Environmental sampling, focused on environmental sites with a high probability of contamination, was conducted in eight artisan cheese processing facilities. Samples (n = 236) from 86 food contact surfaces and 150 non–food contact surfaces were examined for the presence of Listeria spp. by comparing the efficacy of three different primary enrichment media used in five detection and isolation methods. University of Vermont broth was the most sensitive primary enrichment medium for the detection of Listeria spp., including Listeria monocytogenes. These results, however, did not differ significantly from those obtained with Listeria repair broth or Oxoid 24 Listeria enrichment broth. When full methods were considered, the use of dual enrichment methods identified the most Listeria spp.–positive samples, whereas the BAX System PCR Assay for the Genus Listeria 24E provided the most rapid results (~30 h). Cultural results from the direct plating of secondary enrichment broths were generally in agreement with PCR results when compared within methods. Despite minor differences in efficacy, all five methods were in agreement with one another.
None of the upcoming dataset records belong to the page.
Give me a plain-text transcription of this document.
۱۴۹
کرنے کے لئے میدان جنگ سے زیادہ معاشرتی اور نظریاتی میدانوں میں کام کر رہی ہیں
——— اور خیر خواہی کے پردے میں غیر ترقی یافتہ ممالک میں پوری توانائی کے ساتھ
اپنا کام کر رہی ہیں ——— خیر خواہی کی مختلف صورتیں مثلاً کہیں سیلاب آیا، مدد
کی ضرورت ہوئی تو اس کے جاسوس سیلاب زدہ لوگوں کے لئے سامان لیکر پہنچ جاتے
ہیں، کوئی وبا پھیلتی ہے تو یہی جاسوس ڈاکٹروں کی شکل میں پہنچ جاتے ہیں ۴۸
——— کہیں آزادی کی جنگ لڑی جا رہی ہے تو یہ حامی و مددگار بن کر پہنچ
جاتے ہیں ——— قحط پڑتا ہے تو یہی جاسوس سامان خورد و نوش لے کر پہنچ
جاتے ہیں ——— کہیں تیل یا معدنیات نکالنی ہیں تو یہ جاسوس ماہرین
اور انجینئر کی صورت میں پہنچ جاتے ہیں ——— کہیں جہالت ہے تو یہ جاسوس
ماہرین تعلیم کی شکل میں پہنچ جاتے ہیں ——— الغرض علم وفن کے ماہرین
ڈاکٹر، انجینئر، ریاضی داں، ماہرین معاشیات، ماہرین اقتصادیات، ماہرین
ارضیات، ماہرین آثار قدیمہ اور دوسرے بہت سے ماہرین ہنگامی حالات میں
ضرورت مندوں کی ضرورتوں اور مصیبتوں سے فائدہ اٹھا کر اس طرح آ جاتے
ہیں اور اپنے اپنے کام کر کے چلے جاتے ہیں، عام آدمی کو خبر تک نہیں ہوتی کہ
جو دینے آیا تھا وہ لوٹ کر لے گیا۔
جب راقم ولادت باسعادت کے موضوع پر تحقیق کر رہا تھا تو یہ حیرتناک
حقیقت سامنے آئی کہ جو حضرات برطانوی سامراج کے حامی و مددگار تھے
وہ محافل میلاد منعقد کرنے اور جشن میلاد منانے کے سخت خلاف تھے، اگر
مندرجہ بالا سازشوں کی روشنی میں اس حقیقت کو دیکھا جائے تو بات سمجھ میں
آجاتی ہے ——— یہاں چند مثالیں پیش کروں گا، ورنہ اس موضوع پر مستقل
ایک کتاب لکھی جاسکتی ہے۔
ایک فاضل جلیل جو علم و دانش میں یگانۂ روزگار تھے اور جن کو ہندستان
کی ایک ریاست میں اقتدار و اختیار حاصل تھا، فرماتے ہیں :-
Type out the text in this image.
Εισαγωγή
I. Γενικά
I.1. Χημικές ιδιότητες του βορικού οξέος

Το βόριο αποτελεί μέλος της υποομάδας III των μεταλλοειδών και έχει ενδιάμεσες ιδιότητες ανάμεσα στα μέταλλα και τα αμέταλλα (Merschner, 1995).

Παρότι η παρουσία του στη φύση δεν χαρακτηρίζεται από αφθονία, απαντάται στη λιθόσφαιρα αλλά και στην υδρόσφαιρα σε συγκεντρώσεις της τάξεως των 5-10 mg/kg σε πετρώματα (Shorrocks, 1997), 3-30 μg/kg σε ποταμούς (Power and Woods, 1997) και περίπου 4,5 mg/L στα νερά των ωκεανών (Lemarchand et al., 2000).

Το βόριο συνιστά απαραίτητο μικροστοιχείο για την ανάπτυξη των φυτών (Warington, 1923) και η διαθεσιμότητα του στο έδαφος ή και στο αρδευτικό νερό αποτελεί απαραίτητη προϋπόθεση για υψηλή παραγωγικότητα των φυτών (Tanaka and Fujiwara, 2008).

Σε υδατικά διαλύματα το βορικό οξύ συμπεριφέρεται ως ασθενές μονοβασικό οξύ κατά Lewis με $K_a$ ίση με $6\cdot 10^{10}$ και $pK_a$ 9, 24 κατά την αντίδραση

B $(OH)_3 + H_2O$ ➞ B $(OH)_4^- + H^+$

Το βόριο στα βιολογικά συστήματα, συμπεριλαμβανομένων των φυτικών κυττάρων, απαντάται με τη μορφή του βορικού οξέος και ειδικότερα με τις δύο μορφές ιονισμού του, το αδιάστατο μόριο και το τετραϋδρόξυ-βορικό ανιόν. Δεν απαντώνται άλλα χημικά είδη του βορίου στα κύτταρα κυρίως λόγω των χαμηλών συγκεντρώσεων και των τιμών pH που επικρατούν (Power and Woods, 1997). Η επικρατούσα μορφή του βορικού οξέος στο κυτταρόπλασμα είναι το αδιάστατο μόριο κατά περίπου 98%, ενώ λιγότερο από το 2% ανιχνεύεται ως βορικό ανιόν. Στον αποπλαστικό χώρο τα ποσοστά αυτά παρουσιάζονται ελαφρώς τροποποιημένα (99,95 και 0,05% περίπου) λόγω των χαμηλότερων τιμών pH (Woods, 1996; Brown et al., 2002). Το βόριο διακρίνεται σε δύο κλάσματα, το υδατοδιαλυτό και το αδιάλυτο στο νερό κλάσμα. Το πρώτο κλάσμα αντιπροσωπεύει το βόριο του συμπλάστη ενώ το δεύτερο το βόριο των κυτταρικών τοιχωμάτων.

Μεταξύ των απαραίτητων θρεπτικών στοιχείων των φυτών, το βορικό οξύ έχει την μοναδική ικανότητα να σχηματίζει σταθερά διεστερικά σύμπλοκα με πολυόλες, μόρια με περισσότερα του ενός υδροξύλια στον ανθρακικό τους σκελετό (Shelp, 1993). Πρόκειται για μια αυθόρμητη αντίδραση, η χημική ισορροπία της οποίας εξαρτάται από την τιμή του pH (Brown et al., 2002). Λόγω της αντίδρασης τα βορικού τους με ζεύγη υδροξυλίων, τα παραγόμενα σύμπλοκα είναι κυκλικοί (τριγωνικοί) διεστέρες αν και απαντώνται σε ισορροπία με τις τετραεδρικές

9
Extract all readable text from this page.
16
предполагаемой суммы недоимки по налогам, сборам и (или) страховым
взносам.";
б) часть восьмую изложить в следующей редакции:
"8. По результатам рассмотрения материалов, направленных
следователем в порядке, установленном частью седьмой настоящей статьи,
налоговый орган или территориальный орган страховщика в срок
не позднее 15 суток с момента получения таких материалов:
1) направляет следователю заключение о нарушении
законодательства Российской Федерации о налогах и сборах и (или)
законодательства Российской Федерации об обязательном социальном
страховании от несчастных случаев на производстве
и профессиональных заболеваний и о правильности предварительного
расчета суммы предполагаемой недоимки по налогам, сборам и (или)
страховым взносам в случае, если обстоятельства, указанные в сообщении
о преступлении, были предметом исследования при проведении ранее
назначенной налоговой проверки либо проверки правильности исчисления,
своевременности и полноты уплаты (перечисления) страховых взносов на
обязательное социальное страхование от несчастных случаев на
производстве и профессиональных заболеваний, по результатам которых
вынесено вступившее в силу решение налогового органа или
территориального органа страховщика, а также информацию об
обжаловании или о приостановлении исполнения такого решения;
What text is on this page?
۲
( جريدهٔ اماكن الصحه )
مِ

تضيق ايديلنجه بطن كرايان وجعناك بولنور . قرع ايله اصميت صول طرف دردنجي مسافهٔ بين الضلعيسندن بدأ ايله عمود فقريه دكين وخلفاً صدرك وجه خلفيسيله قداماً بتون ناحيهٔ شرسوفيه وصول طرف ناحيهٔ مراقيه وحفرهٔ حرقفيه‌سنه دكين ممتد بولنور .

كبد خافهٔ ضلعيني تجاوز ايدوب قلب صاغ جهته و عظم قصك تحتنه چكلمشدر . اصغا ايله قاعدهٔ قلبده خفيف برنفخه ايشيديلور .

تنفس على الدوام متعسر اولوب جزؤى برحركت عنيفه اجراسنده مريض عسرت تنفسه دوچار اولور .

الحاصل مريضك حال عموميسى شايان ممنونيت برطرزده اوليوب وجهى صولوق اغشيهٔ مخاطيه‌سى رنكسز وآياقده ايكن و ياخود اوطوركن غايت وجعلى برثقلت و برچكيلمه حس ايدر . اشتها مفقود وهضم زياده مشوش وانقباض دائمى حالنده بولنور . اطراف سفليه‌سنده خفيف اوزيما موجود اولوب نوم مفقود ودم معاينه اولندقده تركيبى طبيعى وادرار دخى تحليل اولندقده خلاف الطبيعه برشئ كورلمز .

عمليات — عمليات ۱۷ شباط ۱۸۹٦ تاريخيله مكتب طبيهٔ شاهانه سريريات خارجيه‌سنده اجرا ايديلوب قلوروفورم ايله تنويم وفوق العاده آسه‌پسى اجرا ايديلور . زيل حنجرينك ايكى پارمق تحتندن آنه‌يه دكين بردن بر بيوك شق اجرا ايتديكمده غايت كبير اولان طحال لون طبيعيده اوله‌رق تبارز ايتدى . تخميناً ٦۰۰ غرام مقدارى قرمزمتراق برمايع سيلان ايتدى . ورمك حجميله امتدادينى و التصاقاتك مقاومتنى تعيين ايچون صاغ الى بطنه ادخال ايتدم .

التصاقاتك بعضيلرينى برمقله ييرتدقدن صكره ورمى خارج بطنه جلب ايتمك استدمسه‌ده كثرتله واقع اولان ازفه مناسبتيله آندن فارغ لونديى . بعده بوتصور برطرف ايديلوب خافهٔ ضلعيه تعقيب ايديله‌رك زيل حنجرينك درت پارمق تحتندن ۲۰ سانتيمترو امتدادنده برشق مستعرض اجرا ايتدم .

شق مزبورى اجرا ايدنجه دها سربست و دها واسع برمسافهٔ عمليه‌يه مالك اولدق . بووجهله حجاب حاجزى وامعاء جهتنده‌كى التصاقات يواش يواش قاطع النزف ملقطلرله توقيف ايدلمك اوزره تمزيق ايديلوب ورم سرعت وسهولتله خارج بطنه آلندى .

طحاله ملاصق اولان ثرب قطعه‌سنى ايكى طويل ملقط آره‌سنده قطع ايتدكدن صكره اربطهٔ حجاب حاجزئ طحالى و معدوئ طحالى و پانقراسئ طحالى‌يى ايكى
Overall, 24 (10.7%) of the 236 environmental samples were positive for Listeria spp., all of which were collected from non–food contact surfaces. Nine of these sites were also positive in previous sampling events, suggesting that these sites serve as Listeria niches and that certain ribotypes are particularly persistent, inhabiting environments and specific sites for over 2 years. Overall, our results suggest that the extent of Listeria spp. contamination, notably L. monocytogenes, in small-scale artisan cheese processing environments is low.